Bozdağ, 'FETÖ'nün siyasi ayağının Cumhurbaşkanı Tayyip Erdoğan olduğunu söyleyen CHP lideri Kılıçdaroğlu'na tepki gösterdi. Milliyet'ten Serpil Çevikcan'ın "FETÖ, CHP için imtiyazlı örgüt" başlıklı yazısında Bozdağ'ın ifadeleri yer aldı. Çevikcanın yazısı şöyle:
Başbakan Yardımcısı Bekir Bozdağ, salı günkü grup toplantısında Cumhurbaşkanı Tayyip Erdoğan için “FETÖ’nün siyasi ayağı” sözlerini sarf eden CHP Genel Başkanı Kemal Kılıçdaroğlu’na sert tepki gösterirken, FETÖ’nün CHP için imtiyazlı bir örgüt olduğunu iddia etti. Dün Meclis’te görüşme imkanı bulduğum Bozdağ’a, sohbetimizin başında, FETÖ’nün devlet kurumlarından bütünüyle temizlenip temizlenmediğine ilişkin tartışmayı sordum: “FETÖ ile mücadelenin kısa sürede bitmesi ihtimali yok” diyen Bozdağ, şöyle devam etti:
“Örgütün yapısı, çalışma usulü nedeniyle bu örgüt üyelerinin tespiti çok büyük zorluklar çıkartıyor. Kripto bir yapı ile karşı karşıyayız. Şu anda bilinen, tespit edilen FETÖ’cü teröristler devletten arındırıldı. Ama bunların takiye nedeniyle ve çalışma yöntemleri nedeniyle tespit edilemeyenleri olabilir. FETÖ şu anda Türkiye’nin hem içinde hem dışında, uluslararası alanda Türkiye’nin aleyhine çok büyük kampanyalar yürütüyor. Bu nedenle FETÖ ile mücadele 1-2 sene içinde bitecek bir mücadele değildir. Türkiye’ye ihanet için her türlü alçaklığı yapıyor. Türkiye’de şu anda Allah’a şükür bir gücü, organizasyon kabiliyeti kalmadı. Ama bundan sonra Türkiye’de yeniden palazlanmaması için yapmamız gereken çok şey var. Ayrıca, henüz tespit edilememiş kripto FETÖ’cülerin tespiti ve yargıya teslimi çalışmaları devam ediyor, edecek. Bir savsaklama, bir gecikme olması söz konusu değil.”

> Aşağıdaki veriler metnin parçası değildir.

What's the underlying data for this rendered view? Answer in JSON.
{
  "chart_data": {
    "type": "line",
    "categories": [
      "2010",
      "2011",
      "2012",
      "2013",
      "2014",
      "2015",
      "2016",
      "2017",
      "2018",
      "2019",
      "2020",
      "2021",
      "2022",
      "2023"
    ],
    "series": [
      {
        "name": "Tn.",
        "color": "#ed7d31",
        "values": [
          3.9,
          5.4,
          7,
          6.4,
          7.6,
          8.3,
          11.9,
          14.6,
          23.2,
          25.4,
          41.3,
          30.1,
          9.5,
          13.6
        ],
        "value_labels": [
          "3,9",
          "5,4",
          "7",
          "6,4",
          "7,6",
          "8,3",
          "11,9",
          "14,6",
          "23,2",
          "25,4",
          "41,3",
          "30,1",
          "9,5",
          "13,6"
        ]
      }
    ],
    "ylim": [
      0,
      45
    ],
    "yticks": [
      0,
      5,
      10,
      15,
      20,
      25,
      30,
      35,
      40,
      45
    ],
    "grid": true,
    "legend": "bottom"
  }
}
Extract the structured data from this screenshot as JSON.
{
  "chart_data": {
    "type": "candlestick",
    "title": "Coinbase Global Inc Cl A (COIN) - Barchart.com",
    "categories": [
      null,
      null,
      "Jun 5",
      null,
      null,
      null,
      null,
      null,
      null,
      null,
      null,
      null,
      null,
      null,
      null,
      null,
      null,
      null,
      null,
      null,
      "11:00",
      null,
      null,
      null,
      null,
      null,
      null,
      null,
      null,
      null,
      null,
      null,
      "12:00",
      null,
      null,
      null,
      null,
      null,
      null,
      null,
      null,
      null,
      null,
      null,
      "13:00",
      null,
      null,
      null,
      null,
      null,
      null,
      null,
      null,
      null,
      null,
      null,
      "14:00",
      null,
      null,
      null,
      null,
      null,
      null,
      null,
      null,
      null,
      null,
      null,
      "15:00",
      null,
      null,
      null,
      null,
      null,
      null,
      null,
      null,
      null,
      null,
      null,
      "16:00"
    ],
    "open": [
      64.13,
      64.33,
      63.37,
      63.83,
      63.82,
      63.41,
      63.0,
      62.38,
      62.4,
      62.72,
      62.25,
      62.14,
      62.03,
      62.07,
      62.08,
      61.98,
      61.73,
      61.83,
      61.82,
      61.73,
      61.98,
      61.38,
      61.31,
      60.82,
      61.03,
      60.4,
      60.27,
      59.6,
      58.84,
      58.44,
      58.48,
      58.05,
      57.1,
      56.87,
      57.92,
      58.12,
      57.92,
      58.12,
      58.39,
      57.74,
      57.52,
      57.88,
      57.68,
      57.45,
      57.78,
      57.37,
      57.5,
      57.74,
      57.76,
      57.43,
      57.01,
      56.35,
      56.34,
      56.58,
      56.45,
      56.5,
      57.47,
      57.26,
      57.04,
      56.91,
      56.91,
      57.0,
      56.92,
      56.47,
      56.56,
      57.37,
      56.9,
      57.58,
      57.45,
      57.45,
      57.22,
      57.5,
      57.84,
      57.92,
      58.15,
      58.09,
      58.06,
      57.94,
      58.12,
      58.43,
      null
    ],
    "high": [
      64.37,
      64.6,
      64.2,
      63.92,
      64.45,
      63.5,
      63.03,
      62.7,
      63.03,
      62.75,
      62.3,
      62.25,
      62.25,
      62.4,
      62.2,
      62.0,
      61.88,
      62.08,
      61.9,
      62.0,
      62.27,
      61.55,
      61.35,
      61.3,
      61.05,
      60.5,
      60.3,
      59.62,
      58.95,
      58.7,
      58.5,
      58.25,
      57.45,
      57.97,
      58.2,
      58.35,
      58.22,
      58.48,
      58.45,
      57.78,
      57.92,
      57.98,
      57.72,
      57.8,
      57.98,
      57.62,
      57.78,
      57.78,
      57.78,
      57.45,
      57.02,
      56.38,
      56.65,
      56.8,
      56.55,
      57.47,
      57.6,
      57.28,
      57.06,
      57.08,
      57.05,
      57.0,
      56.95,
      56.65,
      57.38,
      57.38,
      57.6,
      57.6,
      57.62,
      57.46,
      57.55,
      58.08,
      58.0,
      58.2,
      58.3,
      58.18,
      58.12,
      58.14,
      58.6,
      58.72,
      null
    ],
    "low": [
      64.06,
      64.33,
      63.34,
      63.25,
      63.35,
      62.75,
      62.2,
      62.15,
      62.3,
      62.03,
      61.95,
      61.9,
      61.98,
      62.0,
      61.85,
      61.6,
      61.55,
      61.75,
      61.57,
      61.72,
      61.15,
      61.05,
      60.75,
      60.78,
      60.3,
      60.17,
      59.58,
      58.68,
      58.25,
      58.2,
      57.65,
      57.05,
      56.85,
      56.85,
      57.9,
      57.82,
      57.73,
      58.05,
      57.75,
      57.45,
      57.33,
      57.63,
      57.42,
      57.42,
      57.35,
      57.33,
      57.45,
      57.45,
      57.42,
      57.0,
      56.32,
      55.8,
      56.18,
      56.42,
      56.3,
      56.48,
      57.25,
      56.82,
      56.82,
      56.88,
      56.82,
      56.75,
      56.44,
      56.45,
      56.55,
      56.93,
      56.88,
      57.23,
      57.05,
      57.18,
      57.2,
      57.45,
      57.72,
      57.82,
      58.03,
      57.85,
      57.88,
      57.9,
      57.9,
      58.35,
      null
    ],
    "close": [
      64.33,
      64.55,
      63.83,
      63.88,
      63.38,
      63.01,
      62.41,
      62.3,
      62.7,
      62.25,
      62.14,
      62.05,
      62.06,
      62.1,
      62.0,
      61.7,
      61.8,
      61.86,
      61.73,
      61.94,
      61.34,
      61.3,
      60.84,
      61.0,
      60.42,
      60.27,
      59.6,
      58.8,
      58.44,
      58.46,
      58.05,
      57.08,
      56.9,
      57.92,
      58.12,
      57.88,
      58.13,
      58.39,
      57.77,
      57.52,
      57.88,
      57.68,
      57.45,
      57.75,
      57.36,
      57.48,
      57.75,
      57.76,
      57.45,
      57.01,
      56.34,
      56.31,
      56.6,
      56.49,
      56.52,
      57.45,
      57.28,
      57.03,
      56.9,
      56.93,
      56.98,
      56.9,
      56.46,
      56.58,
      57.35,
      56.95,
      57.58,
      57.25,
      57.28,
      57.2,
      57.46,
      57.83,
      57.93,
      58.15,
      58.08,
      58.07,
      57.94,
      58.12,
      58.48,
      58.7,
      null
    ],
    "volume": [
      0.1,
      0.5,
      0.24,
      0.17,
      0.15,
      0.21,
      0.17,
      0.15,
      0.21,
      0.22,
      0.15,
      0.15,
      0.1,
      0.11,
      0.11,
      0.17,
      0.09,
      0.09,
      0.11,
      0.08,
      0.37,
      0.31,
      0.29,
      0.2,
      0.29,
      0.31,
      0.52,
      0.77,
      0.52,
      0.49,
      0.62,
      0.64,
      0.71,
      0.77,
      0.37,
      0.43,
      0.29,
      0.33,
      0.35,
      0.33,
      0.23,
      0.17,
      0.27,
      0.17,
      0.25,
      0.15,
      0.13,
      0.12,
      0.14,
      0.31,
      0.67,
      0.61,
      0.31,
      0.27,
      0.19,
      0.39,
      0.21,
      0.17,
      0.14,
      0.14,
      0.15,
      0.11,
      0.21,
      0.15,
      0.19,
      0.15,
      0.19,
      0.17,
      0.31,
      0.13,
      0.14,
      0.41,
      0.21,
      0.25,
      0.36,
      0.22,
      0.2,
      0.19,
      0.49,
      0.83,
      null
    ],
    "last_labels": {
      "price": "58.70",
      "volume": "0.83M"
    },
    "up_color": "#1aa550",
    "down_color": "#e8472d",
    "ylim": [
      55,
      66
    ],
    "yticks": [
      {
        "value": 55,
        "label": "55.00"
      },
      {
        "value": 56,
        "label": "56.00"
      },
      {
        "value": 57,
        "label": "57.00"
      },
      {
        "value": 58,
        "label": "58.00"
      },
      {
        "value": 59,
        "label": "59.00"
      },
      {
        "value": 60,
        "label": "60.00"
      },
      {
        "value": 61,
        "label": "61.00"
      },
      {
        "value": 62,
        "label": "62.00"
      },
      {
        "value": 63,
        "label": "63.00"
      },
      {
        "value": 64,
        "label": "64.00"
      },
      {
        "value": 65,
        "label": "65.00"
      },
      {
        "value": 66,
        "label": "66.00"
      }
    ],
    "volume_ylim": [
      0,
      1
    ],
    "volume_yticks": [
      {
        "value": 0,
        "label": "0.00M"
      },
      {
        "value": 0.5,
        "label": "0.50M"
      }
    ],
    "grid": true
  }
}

Bozdağ, Kılıçdaroğlu’nun Cumhurbaşkanı’na yönelik sözleri için çok sert ifadeler kullanarak, şunları söyledi:
Sayın Cumhurbaşkanı’na karşı çok büyük bir saygısızlık, çok büyük bir terbiyesizliktir. FETÖ bir terör örgütüdür. Türk yargısı bunu saptamıştır. Halkın kararı da öyledir. Cumhurbaşkanı için ‘FETÖ’nün siyasi ayağı’ demek büyük bir edepsizlik, büyük bir saygısızlıktır. Bir ana muhalefet partisinin liderinin FETÖ ile en kararlı mücadeleyi yapan bir Cumhurbaşkanı’na karşı bu yaklaşımı büyük bir densizliktir. Ayrıca sadece sayın Cumhurbaşkanı’na değil Türk milletine, devlete hakarettir. Türkiye’de FETÖ-PDY’yi terör örgütü kabul eden ilk başbakan da ilk cumhurbaşkanı da ilk lider de Cumhurbaşkanımız Sayın Recep Tayyip Erdoğan’dır. Bu örgütü terör örgütü ilan eden ilk cumhuriyet hükümeti de Cumhurbaşkanımızın Başbakanlık yaptığı Cumhuriyet Hükümetidir. Bir tane örnek yoktur. FETÖ terör örgütü darbeyi kime karşı yaptı? Cumhurbaşkanı’na karşı yaptı, hükümetimize karşı yaptı. FETÖ şu anda kime düşmanlık yapıyor? Kılıçdaroğlu’na mı yapıyor? Cumhurbaşkanımıza ve AK Parti’ye karşı yapıyor.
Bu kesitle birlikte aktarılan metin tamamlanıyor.